Morrissey - Ringleader of The Tormentors feature

If the hills are alive with celibate cries no longer, it might be because Morrissey has gone and got himself laid

Feature by Milo McLaughlin | 16 Apr 2006
Whilst he was never realistically going to match his Smiths back catalogue or even the great solo singles such as Suedehead or Last of the International Playboys, 2004's 'You Are the Quarry' was as good a return to form as Morrissey's many worshippers could hope for. An album as politically relevant as it was fiercely personal, it contained barbed asides against Labour, Tory and American arrogance, and first single Irish Blood, English Heart reasserted his talent for a three minute guitar pop anthem.

By now, if you are even slightly interested, you will have heard You Have Killed Me, the lead track from his follow up, 'Ringleader of the Tormentors'. And you may well have been slightly disappointed. Yes, it has a growling, throbbing riff, but where are the witty couplets, the angry ripostes at, well, everyone? The track contains many highbrow references to the cultural heritage of his chosen setting for this album, Rome, but the lyrics themselves seem unusually inane. Morrissey just doesn't seem as angry.

If the hills are alive with celibate cries no longer, it might be because Morrissey has gone and got himself laid. Second track on the album Dear God, Please Help Me is a languorous hymn to the pleasures of the flesh alongside church organs and an orchestra, on which Mozza croons "there are explosive kegs between my legs". The song concludes "And now I am walking through Rome, and there is no room to move, but the heart feels free" - the last line is repeated to fade, and it's a rare pleasure to hear him express such unguarded happiness.

Again, appropriate to the romantic location, the themes of sex, love and death are omnipresent on the album. If an orgasm is known as "le petit mort" then it's no surprise that being lucky in love has brought our Moz face to face with his own mortality. Opener I Will See You in Far Off Places suggests that along with the sexual and emotional awakening, there has also been a spiritual one, hinting at a belief in some kind of afterlife. On I Just Want to See the Boy Happy he claims "I will soon be dead" but then in On The Streets I Ran From he protests "take anyone, the still born, the new born, the infirm, people from Pittsburgh Pennsylvania, just spare me."

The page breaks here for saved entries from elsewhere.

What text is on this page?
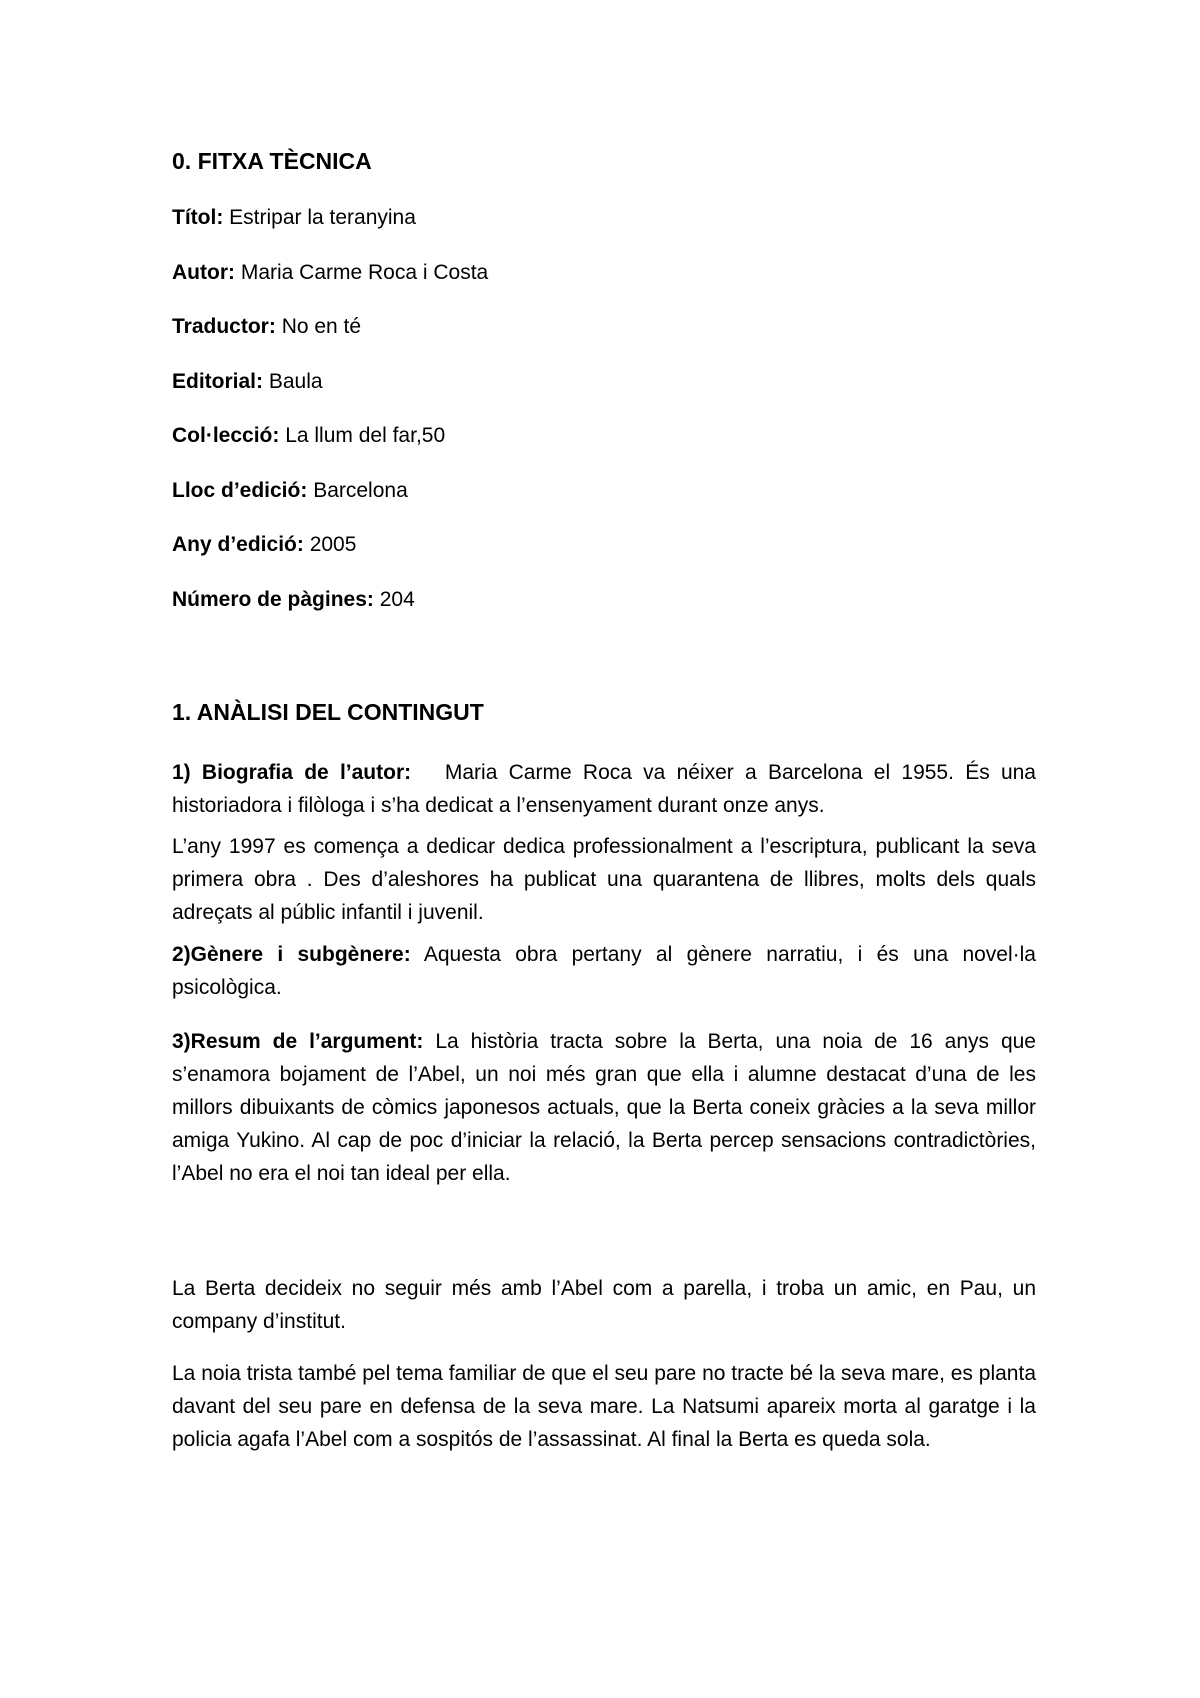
0. FITXA TÈCNICA

Títol: Estripar la teranyina

Autor: Maria Carme Roca i Costa

Traductor: No en té

Editorial: Baula

Col·lecció: La llum del far,50

Lloc d’edició: Barcelona

Any d’edició: 2005

Número de pàgines: 204

1. ANÀLISI DEL CONTINGUT

1) Biografia de l’autor: Maria Carme Roca va néixer a Barcelona el 1955. És una historiadora i filòloga i s’ha dedicat a l’ensenyament durant onze anys.

L’any 1997 es comença a dedicar dedica professionalment a l’escriptura, publicant la seva primera obra . Des d’aleshores ha publicat una quarantena de llibres, molts dels quals adreçats al públic infantil i juvenil.

2)Gènere i subgènere: Aquesta obra pertany al gènere narratiu, i és una novel·la psicològica.

3)Resum de l’argument: La història tracta sobre la Berta, una noia de 16 anys que s’enamora bojament de l’Abel, un noi més gran que ella i alumne destacat d’una de les millors dibuixants de còmics japonesos actuals, que la Berta coneix gràcies a la seva millor amiga Yukino. Al cap de poc d’iniciar la relació, la Berta percep sensacions contradictòries, l’Abel no era el noi tan ideal per ella.

La Berta decideix no seguir més amb l’Abel com a parella, i troba un amic, en Pau, un company d’institut.

La noia trista també pel tema familiar de que el seu pare no tracte bé la seva mare, es planta davant del seu pare en defensa de la seva mare. La Natsumi apareix morta al garatge i la policia agafa l’Abel com a sospitós de l’assassinat. Al final la Berta es queda sola.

Other tracks don't fit these overarching themes so well. The Youngest Was the Most Loved is momentarily thrilling when a children's choir join Morrissey on the chorus to announce "There is no such thing in life as normal" but other than that it seems a throwaway track, little better than any one of the b-sides from '...Quarry'. Life is a Pigsty is an epic piano led lament reminiscent of Southpaw Grammar's Teachers are Afraid of the Pupils in scale, but producer Tony Visconti's multi-textured instrumentation takes precedence over any lyrical development.

Majestic and frustrating in equal parts, the album is not unlike the man himself.
Ringleader of the Tormentors' is released through Attack Records on April 3rd.

Morrissey plays Carling Academy, Glasgow on April 27, tickets are unsurprisingly sold out.